Pero la inducción, que ya se ha dicho está fuera del campo de la lógica formal, no termina en la enunciación de una conclusión, sino que piensa esa conclusión como un juicio universal que pue-de aplicarse a todos los fenómenos similares, toda vez que se produzcan o que se hayan producido, aun cuando no se experimente en ellos la verdad de la conclusión; por eso, más allá de las normas formales con que la lógica garantiza la corrección de todo proceso inductivo, éste se extiende al campo de la metodología al enunciar conclusiones con pretensión de universal validez. Así como en el silogismo es fundamental la función del término medio, en la inducción lo es la enumeración. Según sea que la enumeración abarque todos y cada uno de los hechos de los que la conclusión expresa una relación general, o sólo una parte de ellos, se estará frente a una inducción completa o incompleta. 

La inducción completa, la menos común de ambas, consiste en predicar de una clase lo que ya se ha predicado de cada uno de los términos que la componen, de suerte que la conclusión, en cierta manera, repite lo que ya se ha enunciado en varios juicios particulares. Por ello Stuart Mill, que negaba el valor lógico y metodológico de la inducción completa, la llamaba “tautológica”, puesto que, en su concepto, la conclusión repetía el predicado ya enunciado para cada uno de los elementos del sujeto.

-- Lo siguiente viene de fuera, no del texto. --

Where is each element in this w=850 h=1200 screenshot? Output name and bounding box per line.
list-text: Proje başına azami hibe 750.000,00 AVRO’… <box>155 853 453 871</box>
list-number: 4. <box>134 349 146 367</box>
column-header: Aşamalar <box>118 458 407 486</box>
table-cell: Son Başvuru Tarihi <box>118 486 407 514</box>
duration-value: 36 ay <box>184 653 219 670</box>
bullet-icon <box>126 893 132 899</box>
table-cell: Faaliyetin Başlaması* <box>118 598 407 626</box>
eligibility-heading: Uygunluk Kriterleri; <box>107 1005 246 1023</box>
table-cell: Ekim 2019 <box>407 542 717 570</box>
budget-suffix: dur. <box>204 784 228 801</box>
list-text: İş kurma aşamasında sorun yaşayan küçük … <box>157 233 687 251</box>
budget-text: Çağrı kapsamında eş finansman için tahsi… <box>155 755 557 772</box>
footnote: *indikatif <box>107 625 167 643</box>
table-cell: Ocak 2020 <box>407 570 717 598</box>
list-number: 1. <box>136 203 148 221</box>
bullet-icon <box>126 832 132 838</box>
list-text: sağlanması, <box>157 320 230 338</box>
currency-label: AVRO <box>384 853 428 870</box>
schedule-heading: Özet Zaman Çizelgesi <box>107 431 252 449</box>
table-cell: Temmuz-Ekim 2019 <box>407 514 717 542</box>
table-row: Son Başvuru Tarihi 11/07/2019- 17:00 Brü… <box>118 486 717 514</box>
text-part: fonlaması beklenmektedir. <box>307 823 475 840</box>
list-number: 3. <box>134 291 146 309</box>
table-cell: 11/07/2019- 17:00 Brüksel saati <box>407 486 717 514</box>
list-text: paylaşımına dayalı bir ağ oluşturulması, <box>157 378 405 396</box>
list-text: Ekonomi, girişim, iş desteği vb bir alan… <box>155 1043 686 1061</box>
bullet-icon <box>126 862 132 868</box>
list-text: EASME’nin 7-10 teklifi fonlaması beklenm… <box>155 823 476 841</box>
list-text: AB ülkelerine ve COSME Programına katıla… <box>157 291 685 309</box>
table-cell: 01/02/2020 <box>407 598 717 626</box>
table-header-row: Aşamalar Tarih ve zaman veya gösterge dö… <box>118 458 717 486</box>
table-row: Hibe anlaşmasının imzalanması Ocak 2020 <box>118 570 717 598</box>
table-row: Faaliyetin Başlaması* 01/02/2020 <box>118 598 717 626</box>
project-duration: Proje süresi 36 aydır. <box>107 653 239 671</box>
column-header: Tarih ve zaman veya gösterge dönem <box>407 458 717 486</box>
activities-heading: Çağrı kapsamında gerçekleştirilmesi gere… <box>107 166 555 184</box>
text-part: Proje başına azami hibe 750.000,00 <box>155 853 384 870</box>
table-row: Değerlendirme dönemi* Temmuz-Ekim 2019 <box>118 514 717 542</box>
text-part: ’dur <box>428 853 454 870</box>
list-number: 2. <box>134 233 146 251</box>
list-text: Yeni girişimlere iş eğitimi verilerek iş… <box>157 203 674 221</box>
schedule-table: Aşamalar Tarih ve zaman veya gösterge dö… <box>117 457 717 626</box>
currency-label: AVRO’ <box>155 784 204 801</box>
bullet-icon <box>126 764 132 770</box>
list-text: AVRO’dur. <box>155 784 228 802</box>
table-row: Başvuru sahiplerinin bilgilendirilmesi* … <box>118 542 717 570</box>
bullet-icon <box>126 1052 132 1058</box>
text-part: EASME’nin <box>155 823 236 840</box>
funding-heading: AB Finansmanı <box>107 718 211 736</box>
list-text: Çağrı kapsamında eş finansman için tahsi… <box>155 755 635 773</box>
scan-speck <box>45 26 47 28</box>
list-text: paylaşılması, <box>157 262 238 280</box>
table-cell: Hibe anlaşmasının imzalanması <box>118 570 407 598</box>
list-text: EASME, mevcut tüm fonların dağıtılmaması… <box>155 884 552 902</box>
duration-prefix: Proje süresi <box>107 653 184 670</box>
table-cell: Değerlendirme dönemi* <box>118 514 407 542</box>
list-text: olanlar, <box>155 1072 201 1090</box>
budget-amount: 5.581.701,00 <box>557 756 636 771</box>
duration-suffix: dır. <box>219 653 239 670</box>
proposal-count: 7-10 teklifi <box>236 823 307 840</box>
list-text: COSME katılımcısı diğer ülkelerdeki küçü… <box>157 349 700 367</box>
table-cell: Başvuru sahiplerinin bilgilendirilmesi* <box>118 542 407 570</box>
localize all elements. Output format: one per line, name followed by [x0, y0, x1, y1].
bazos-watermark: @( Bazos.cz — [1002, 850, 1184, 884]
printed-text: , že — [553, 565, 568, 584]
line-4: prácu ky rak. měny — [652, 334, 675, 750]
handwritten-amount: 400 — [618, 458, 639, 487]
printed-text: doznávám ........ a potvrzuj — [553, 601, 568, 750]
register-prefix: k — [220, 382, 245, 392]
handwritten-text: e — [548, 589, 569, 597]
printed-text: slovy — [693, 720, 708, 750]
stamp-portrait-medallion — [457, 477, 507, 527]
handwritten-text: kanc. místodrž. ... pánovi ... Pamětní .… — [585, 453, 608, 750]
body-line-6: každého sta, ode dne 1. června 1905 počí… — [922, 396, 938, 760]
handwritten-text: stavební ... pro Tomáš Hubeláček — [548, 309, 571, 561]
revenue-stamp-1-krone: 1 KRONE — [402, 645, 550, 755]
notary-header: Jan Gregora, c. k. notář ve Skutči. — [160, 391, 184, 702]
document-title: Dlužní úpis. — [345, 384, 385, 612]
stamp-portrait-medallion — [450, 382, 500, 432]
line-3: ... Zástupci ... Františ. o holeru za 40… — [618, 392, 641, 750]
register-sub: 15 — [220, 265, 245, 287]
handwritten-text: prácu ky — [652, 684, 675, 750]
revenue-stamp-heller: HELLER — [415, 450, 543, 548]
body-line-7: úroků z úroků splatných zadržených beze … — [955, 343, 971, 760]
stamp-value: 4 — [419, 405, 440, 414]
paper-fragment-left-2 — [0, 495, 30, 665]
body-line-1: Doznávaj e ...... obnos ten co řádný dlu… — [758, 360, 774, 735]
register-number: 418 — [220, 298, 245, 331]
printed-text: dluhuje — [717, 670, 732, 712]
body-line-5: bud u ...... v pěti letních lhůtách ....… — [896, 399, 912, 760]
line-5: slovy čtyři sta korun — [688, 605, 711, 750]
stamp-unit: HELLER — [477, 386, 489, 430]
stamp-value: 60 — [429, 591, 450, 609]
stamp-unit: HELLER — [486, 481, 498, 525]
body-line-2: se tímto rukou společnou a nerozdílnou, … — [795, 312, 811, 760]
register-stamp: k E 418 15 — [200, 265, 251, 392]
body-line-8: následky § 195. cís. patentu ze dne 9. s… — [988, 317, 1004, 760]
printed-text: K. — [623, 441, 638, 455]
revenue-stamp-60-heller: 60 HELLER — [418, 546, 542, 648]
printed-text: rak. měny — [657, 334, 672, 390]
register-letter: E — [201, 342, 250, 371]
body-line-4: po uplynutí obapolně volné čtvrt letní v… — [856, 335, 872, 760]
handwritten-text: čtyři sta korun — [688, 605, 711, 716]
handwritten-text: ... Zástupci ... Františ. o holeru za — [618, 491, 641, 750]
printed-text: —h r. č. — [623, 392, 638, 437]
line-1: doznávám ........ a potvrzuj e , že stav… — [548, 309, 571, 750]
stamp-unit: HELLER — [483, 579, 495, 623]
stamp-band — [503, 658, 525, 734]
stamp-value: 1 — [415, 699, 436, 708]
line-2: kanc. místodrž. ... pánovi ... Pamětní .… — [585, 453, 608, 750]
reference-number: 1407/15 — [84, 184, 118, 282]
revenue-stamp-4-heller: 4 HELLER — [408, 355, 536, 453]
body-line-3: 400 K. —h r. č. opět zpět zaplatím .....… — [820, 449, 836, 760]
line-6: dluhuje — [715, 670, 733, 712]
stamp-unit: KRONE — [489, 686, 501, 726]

La inducción incompleta, también llamada amplificante o baconiana, constituye el método fundamental para la labor de las ciencias experimentales y de las que se fundan en la estadística. En ella la enumeración abarca sólo un cierto número de casos observados en cada fenómeno, realización, se concluye en un juicio que afirma la relación observada como válida para todos los casos posibles. La inducción incompleta resulta científicamente válida, toda vez que hay razón suficiente para pensar que lo que ocurre en unos casos debe ocurrir en todos. El fundamento de ello está en que se supone que en todo lo que acontece se dan relaciones constantes y necesarias, que pueden expresarse en forma de leyes. Es decir, que se atribuye a los fenómenos naturales un comportamiento siempre constante que se puede descubrir con la mera observación de algunos fenómenos similares. Dejando de lado el problema filosófico que este fundamento ha suscitado a partir de la Edad Moderna, la cuestión lógica que plantea la inducción incompleta es la de establecer ciertas normas formales que garanticen las conclusiones correctas de estos procesos. Para lograr ese objetivo, Francis Bacon de Verulam (1561-1626) empleó el método “de las coincidencias”, según el cual formuló sus tres famosas tablas:

  1. La tabla de presencia, donde se registran las circunstancias vigentes cuando ocurre el hecho.
  2. La tabla de desviación o de ausencia, en la que se anotan las circunstancias que faltan cuando el hecho no ocurre.
  3. La tabla de grados, en la que se consignan las circunstancias que varían al variar el hecho. Con la aplicación de las reglas que surgen del empleo de estas tablas, Bacon entendió que la inducción incompleta, llamada en su honor “baconiana”, que procede por generalización de las propiedades de los hechos de experiencia, habría de constituir el fundamento de la nueva “filosofía experimental”. Dos siglos más tarde, el reconocido médico francés Claude Bernard decía en su Introducción al estudio de la medicina experimental, marcando asi los principios fundamentales de la doctrina baconiana: “El método experimental considerado en sí mismo no es otra cosa que un razonamiento con cuya ayuda sometemos metódicamente nuestras ideas a la experiencia de los hechos… El hombre de ciencia no se limita a ver: piensa y quiere conocer la significación de los fenómenos, cuya existencia se le ha revelado por la observación. Para esto, él razona, compara los hechos, los interroga y por la respuesta que recibe controla los unos con los otros. Este género de control en medio de los razonamientos realizados ante los hechos, es lo que constituye, propiamente hablando, la experiencia.”